More About Our Language: Do You Know If You’re Coming or Going?

It seems as though I’ve become obsessed with language.  I’ve recently realized how much our language can affect our thoughts and perceptions. I used to forget that people invented language as a means of sharing information with each other.  Once I started noticing oddities in our word usage it seems as though more oddities kept popping up.  I’m pretty certain these oddities can affect the way we think about things and I bet it affects all people.  I’m quite sure that English isn’t the only language in which this phenomenon occurs.  English, however, did become the second language for many people who came to America, England and other English speaking countries are home to people from many different homelands who were seeking refuge or a better life for themselves and their families. They found safe ground in English speaking countries. Of course, this wasn’t the case two thousand years ago. In recent (the past 2,000) years give or take a few, I wonder if we have greater bits of other languages incorporated into English than other languages have English or other languages incorporated into them.

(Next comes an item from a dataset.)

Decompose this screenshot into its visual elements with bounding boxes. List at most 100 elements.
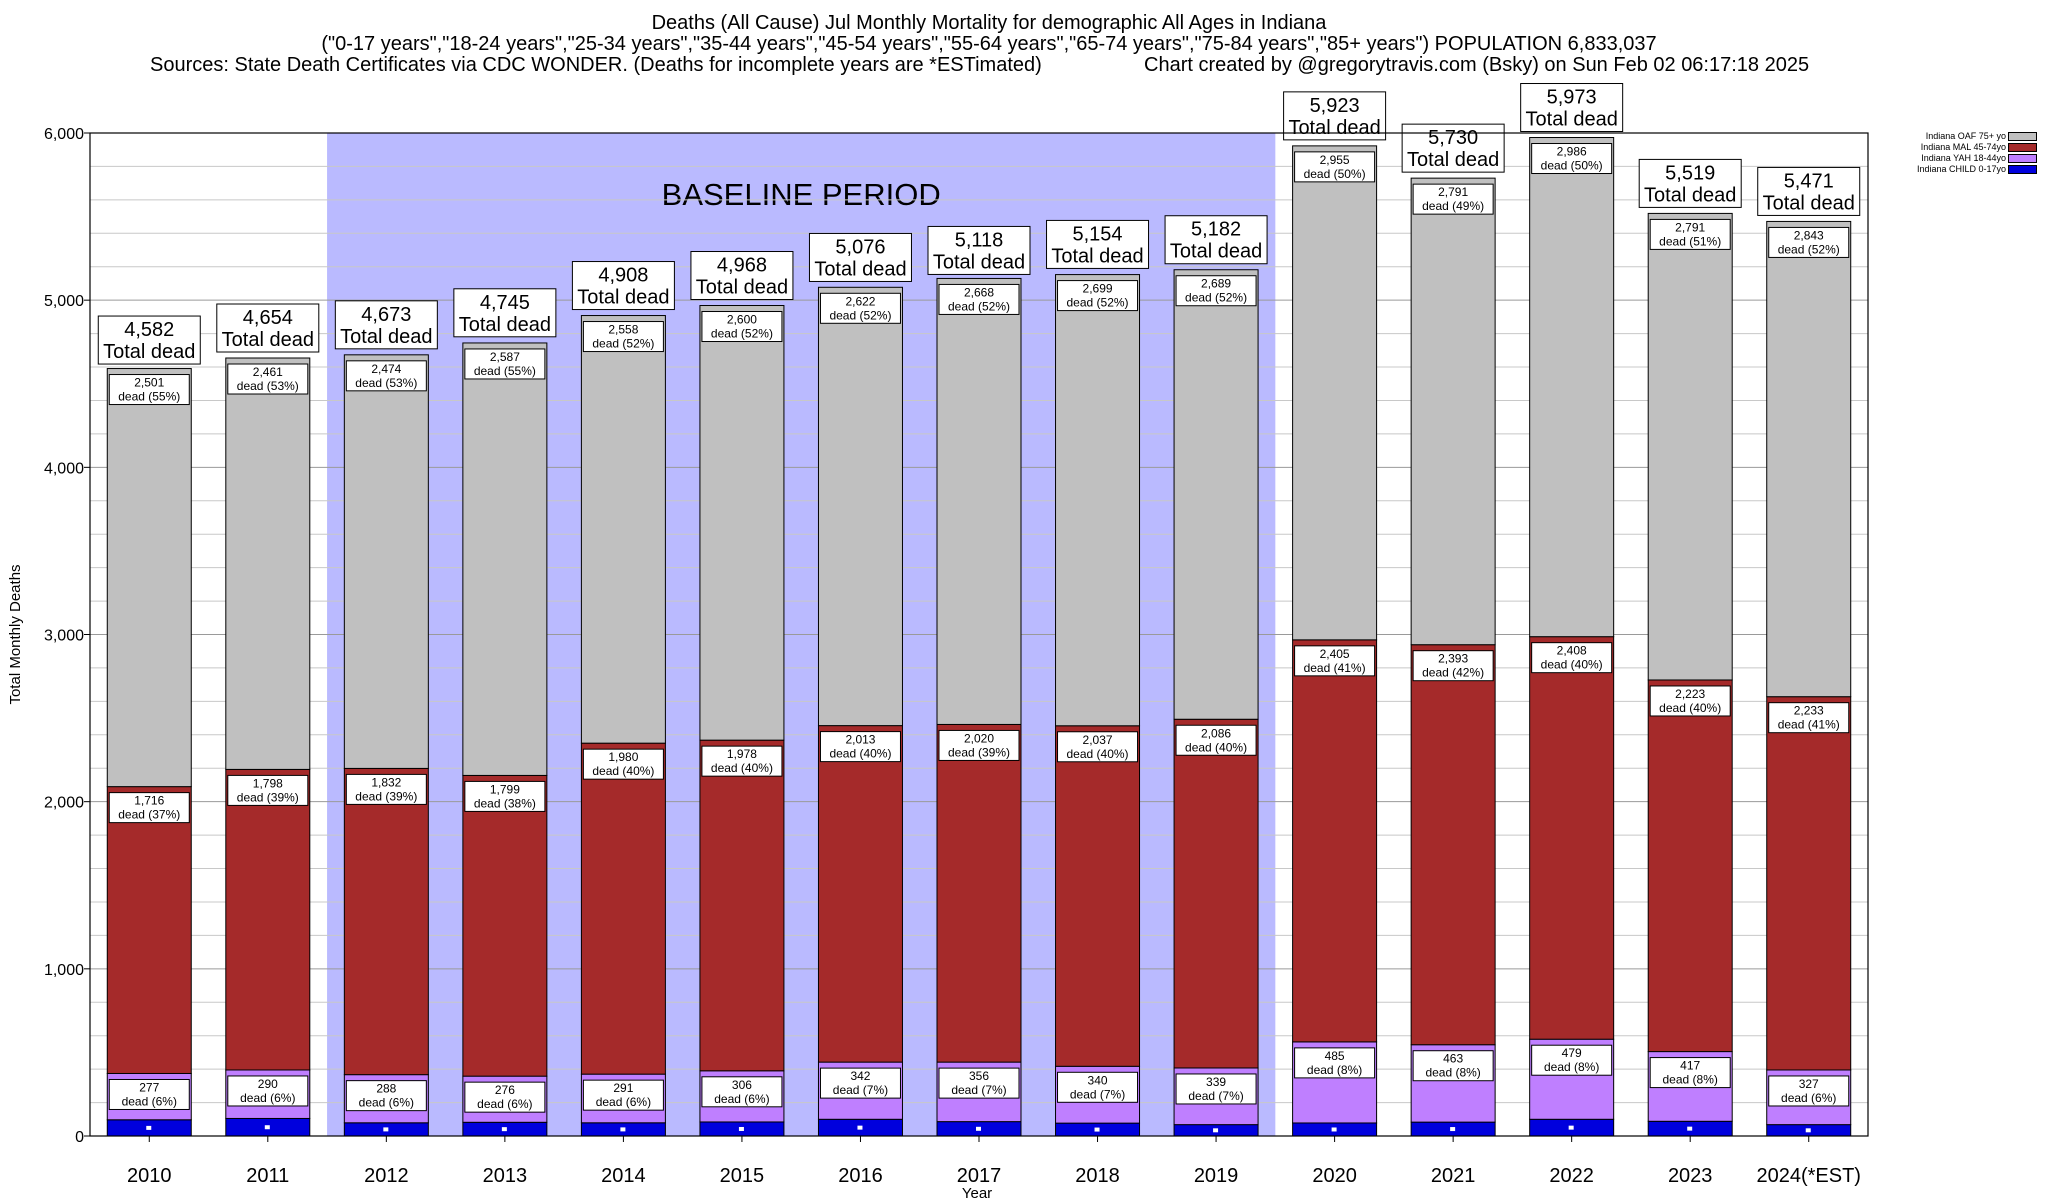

Google has many listings about the oddities in our language. When I was younger I wouldn’t have even noticed this phenomenon.  Here’s an example of words with opposite meanings, in certain cases, coming to mean the same thing.  I couldn’t find the reason this may have occurred. For example, I couldn’t find a satisfactory answer explaining the reason “coming” and ”going” have been used to mean exactly the same thing.  When asked how things are going, I’ve heard some people say, “They’re coming along fine.” I’ve also heard people answer the same question or  “How are things coming?” by saying,   “Everything is going along fine.”

I found an interesting blog written by a linguist from the UK, who calls herself LynneGuist. Her actual name is M Lynne Murphy. She’s a Senior Lecturer in Linguistics and English Language at the University of Sussex. She finds lots of oddities in the English Language. She talks about interesting British and American differences in the use of certain expressions. For example, In England one would say, “it’s down to you” to mean ‘it’s your responsibility to do that’, whereas an America one would say “it’s up to you” to mean the same thing!

What am I getting from all this?  When I was younger it seemed as though my friends and I often took the meanings of words to be sacrosanct.  Now, I’m noticing that absolute opposites are, sometimes, used do mean the same thing.  What this is doing for me is opening my mind to the possibility that things, possibly even historical events, etc didn’t happen the way we think they did – because the words describing what happened may have had different meanings when the scribe or historian was writing about an event. When I was a kid my teachers seemed to regard historical writings as using words to mean what a dictionary said they meant.  Now, I “get” that what was written about an historical event is not only just someone’s (or some group’s) view of what happened – it could have happened differently than we’ll interpret it as having happened because the words themselves were used differently.  It doesn’t mean the translation is “bad”. It just means it’s different that we think it is. Words may be used that were also used at the time of the event; but these words didn’t have the same meaning when the event occured as they do now. So, we may be interpreting the events wrongly. I’m sure that humans tried to create words that described the things, they were created to represent, as accurately as possible. However, humans made the words up and we shouldn’t get too hung up on words when we’re trying to interpret communications we get.

Can you think of any opposite words that can be used to mean the same thing?